1593. En premier lieu, il y a d’abord la séparation des bons et des méchants. Aussi longtemps que dure le temps présent, l’ivraie est mêlée au blé, les lis aux épines, comme on lit dans Ct 2, 2, et plus loin, [Mt] 25, 31 : Lorsque viendra le Fils de l’homme, il séparera les bons des méchants, les boucs des agneaux. [Le Seigneur] dit donc : RAMASSEZ D’ABORD L’IVRAIE, etc. Maintenant, les biens et les maux arrivent presque sans discrimination aux bons et aux méchants. C’est ce qui est dit en Qo 9, 3, que le pire de tout ce qui arrive sous le ciel, c’est que les mêmes choses arrivent à tous. Mais, alors, les biens seront donnés aux bons, et les maux aux méchants. Afin donc qu’ils ne soient mêlés, il faut qu’ils soient séparés et attachés. Ainsi : ET ATTACHEZ-LES. Par le fait de lier, le caractère perpétuel de la peine est signifié. Ps 149[150], 8 : Pour attacher leurs rois dans les fers, etc. ; plus loin, 22, 13 : Après lui avoir lié les mains et les pieds, jetez-le dans les ténèbres extérieures, ce qui signifie l’impénitence et le caractère irrévocable de la peine éternelle. EN BOTTES. Tous seront séparés de la vision de Dieu : la peine du dam sera égale pour tous ; ils seront donc mis en bottes, comme on lit en Lv 13, où on enseigne à distinguer sangs et lèpres [Lv 13, 47s]. Et en Is 27, 8 : Mesure contre mesure. Et pourquoi ? POUR LES BRÛLER, c’est-à-dire qu’ils seront jetés au feu éternel. On parle de celui-ci en Lc 16, 24 : Je souffre dans ce feu.
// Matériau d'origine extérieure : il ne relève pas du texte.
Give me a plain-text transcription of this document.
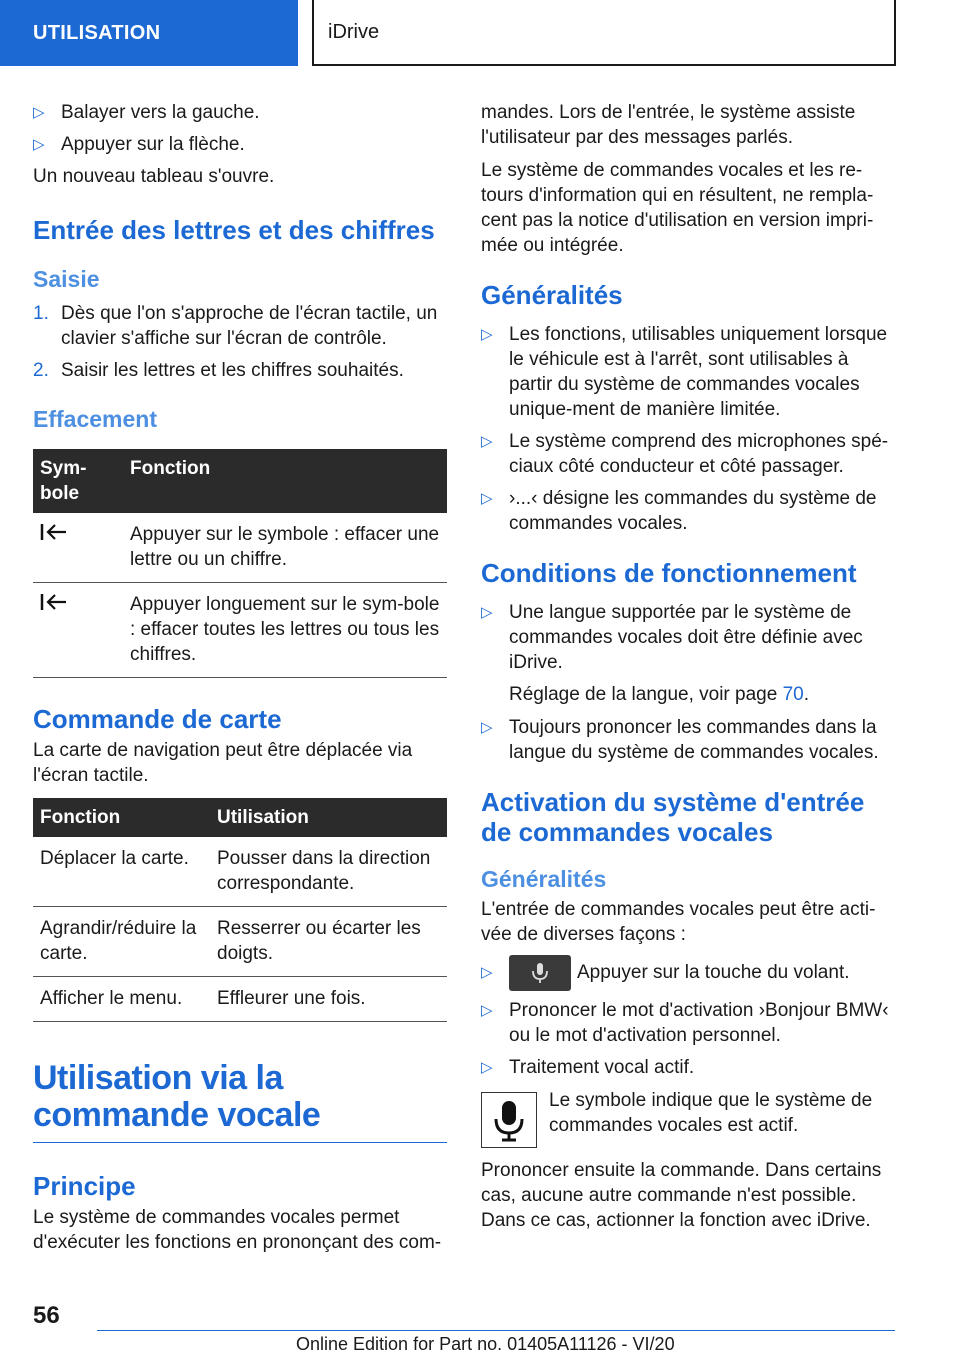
UTILISATION	iDrive
▷ Balayer vers la gauche.
▷ Appuyer sur la flèche.
Un nouveau tableau s'ouvre.
Entrée des lettres et des chiffres
Saisie
1. Dès que l'on s'approche de l'écran tactile, un clavier s'affiche sur l'écran de contrôle.
2. Saisir les lettres et les chiffres souhaités.
Effacement
Sym-
bole	Fonction
	Appuyer sur le symbole : effacer une lettre ou un chiffre.
	Appuyer longuement sur le sym-bole : effacer toutes les lettres ou tous les chiffres.
Commande de carte
La carte de navigation peut être déplacée via l'écran tactile.
Fonction	Utilisation
Déplacer la carte.	Pousser dans la direction correspondante.
Agrandir/réduire la carte.	Resserrer ou écarter les doigts.
Afficher le menu.	Effleurer une fois.
Utilisation via la commande vocale
Principe
Le système de commandes vocales permet d'exécuter les fonctions en prononçant des com-
mandes. Lors de l'entrée, le système assiste l'utilisateur par des messages parlés.
Le système de commandes vocales et les re-tours d'information qui en résultent, ne rempla-cent pas la notice d'utilisation en version impri-mée ou intégrée.
Généralités
▷ Les fonctions, utilisables uniquement lorsque le véhicule est à l'arrêt, sont utilisables à partir du système de commandes vocales unique-ment de manière limitée.
▷ Le système comprend des microphones spé-ciaux côté conducteur et côté passager.
▷ ›...‹ désigne les commandes du système de commandes vocales.
Conditions de fonctionnement
▷ Une langue supportée par le système de commandes vocales doit être définie avec iDrive.
Réglage de la langue, voir page 70.
▷ Toujours prononcer les commandes dans la langue du système de commandes vocales.
Activation du système d'entrée de commandes vocales
Généralités
L'entrée de commandes vocales peut être acti-vée de diverses façons :
▷	Appuyer sur la touche du volant.
▷ Prononcer le mot d'activation ›Bonjour BMW‹ ou le mot d'activation personnel.
▷ Traitement vocal actif.
Le symbole indique que le système de commandes vocales est actif.
Prononcer ensuite la commande. Dans certains cas, aucune autre commande n'est possible. Dans ce cas, actionner la fonction avec iDrive.
56
Online Edition for Part no. 01405A11126 - VI/20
1594. Ensuite, lorsqu’il est dit : MAIS AMASSEZ LE BLÉ DANS MON GRENIER, la fin des bons est présentée et, en sens inverse, trois choses sont présentées : la pureté, l’unité et la tranquillité. La pureté, lorsqu’il est dit : LE BLÉ. Mais remarquez que l’ivraie a été cueillie ; elle ne fut donc pas vannée, mais le blé fut vanné. Et cela signifie que les méchants, avec leurs impuretés, seront jetés en enfer ; mais les bons seront totalement purifiés. Is 35, 8 : Le chemin sera appelé saint, celui qui est souillé ne l’empruntera pas. De même l’unité existe-t-il entre eux : ainsi, RASSEMBLEZ. Entre les méchants, il y a toujours des querelles ; ils n’ont donc pas l’unité, mais les bons sont rassemblés. Ps 49[50], 5 : Rassemblez-y ses saints, qui appliquent ses ordonnances à propos des sacrifices, etc. ; et plus loin, [Mt] 24, 28 : Là où est le corps, là se rassembleront les aigles. De même y aura-t-il chez eux la tranquillité. Il dit donc : DANS MON GRENIER. Le grenier est destiné à la conservation de la moisson. Ainsi, cette patrie sera le grenier des saints, où ils vivront dans la louange et la joie éternelles, comme on lit en Is 35, 10.
Louis-Claude Fillion
Laissez croître l'un et l'autre... Après avoir rejeté le projet imparfait de ses serviteurs, le Maître en propose un autre qui produira le même résultat, sans présenter aucun inconvénient. Il faut laisser croître et mûrir l’ivraie à côté du froment jusqu’à l’époque de la moisson. Alors les deux plantes sont plus distinctes que jamais, et, lorsqu’elles ont été tranchées ensemble par la faucille, il est aisé de les séparer sans nuire aucunement au bon grain. - Je dirai aux moissonneurs. L’ordre que ce cultivateur intelligent donnera aux moissonneurs se décompose en trois parties. Ils devront, en premier lieu, mettre à part toute l’ivraie ; cela fait, ils la lieront en gerbes destinées à être toutes jetées au feu, excellente précaution qui anéantira les mauvaises graines qu’elle contient ; enfin ils amasseront le blé dans les greniers de la ferme, après l’avoir battu dans le champ même, suivant la mode orientale. Grâce à ses sages précautions, on aura une récolte très pure, en dépit des machinations perfides de l’homme ennemi.
Fulcran Vigouroux
L’ivraie, avant de s’être développée, ressemble si fort au froment, qu’il est très difficile de distinguer les deux plantes l’une de l’autre. Mais « quand le blé commence à former l’épi, l’ivraie fait de même, et alors un enfant ne peut plus la confondre avec le froment ou avec l’orge. Auparavant le triage serait impossible. Les cultivateurs eux-mêmes qui, en Palestine, ont l’habitude d’arracher les mauvaises herbes dans leurs champs, n’essaient point d’enlever l’ivraie. » (THOMSON.)